Jessie Tarbox Beals at the Louisiana Purchase Exhibition, 1904. Taking great photos. On a ladder. In a skirt. Bold. Public domain, via Wikimedia Commons

It was this kind of tenacity that brought her success at the 1904 Louisiana Purchase Exposition in St. Louis, where copious amounts of iced tea were consumed, ice cream cones were almost certainly not invented, and possibly history’s most disorganized marathon took place.

Beal arrived in St. Louis with her husband (who served as her assistant) in time to beg her way onto the pre-exposition grounds after initially being denied any press credentials by fair officials. Once there she absolutely wowed the skeptical officials with her incredible eye for candid images that captured the essence of the fair more than they could have imagined and unfolded a story that sparked imagination and drew people to the exposition.

Of course, she also drove them kind of crazy. She thought nothing of scurrying up a commandeered twenty-foot ladder in her heavy skirt or recruiting fairgrounds employees to hold it steady for her while she grabbed shots of parades and crowds of fairgoers. When her request to take aerial pictures from a hot air balloon was denied because she was far too delicate for such a risky activity, she did it anyway.

She also snapped many beautiful photographs of the subjects of ethnographic exhibits, displaying a universal humanity that didn’t entirely support the tale of racial superiority the fair’s organizers had expected to tell.

Jessie Tarbox Beals: A female photographer with a lot of nerve. Unknown author, Public domain, via Wikimedia Commons

And when President Theodore Roosevelt arrived at the fair and the male photographers respectfully hung back to await their chances, she didn’t hesitate to approach him to ask for a photo op. Then she pursued him relentlessly throughout the day to snap at least thirty more photographs of the president and his entourage. She was one bold lady.
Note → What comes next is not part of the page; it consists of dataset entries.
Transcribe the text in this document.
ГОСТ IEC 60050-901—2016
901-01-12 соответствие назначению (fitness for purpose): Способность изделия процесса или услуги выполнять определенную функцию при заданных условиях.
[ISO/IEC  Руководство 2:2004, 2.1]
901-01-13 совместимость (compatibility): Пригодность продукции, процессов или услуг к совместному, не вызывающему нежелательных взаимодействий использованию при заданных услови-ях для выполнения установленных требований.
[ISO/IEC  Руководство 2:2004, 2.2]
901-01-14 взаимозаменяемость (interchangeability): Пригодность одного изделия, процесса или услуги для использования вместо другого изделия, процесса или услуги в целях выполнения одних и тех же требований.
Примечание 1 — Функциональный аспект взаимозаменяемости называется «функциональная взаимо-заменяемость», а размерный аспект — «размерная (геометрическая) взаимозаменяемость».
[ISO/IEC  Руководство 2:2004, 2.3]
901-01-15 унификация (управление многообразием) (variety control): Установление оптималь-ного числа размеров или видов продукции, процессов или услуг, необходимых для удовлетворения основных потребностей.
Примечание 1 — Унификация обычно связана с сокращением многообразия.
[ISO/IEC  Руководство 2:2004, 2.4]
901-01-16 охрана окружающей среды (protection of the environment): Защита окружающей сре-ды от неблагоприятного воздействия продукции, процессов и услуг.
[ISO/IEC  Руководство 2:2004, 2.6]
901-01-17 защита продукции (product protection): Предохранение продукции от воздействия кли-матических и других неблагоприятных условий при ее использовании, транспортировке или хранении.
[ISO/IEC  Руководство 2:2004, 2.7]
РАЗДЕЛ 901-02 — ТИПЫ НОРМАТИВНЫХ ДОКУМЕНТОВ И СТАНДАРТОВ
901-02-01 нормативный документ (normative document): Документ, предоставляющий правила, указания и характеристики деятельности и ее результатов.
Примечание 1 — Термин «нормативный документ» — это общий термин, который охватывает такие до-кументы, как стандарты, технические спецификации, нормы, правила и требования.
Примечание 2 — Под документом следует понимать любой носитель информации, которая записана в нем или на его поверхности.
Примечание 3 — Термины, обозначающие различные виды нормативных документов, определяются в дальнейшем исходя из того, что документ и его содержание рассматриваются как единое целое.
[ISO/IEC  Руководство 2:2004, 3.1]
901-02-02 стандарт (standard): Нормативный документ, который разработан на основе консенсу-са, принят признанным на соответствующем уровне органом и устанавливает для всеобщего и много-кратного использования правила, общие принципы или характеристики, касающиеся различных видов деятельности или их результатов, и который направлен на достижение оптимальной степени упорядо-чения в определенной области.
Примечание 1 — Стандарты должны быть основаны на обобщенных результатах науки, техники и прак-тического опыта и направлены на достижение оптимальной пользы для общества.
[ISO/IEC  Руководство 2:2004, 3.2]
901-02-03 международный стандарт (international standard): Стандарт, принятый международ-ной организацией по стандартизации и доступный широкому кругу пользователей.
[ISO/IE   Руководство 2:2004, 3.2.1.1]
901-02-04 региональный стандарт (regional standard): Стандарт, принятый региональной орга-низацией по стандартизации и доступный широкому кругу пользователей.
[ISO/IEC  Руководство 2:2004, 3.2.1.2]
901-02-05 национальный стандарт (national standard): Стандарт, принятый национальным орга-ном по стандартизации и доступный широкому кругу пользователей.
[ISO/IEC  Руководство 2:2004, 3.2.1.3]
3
I came across Jessie Tarbox Beals while doing some research for my newest novel project. She won’t be in the book, or really even tangential to it outside of sharing an era, but she leapt out at me anyway as someone I wouldn’t mind knowing more about.

Every new historical novel I write begins with a bit of trepidation. The task of immersing myself into a time and place different than my own is daunting, as is making those many tiny decisions about when to cling tightly to known historical facts and when to play a little fast and loose for the benefit of shaping a story. Then there’s the balance to consider between historically representative attitudes and remarkably different modern sensibilities. I often find myself questioning just what and how much I am really allowed to do.

And I think that’s why the story of Jessie Tarbox Beals appeals to me so much. This week, when we have just marked International Women’s Day and as I take those first careful steps onto the blank page, I am trying to take a lesson from the tenacious lady photojournalist who climbed a bookcase, hopped into a hot air balloon, and chased down a president.

She told great stories with her photos and when asked whether the male-dominated profession of photography was really a good place for a woman she answered that as long as that woman had “a good supply of nerve, good health, and the ability to pick out interesting subjects and handle them in an interesting manner” that she saw no reason why it shouldn’t be. She was one bold lady. With a lot of nerve.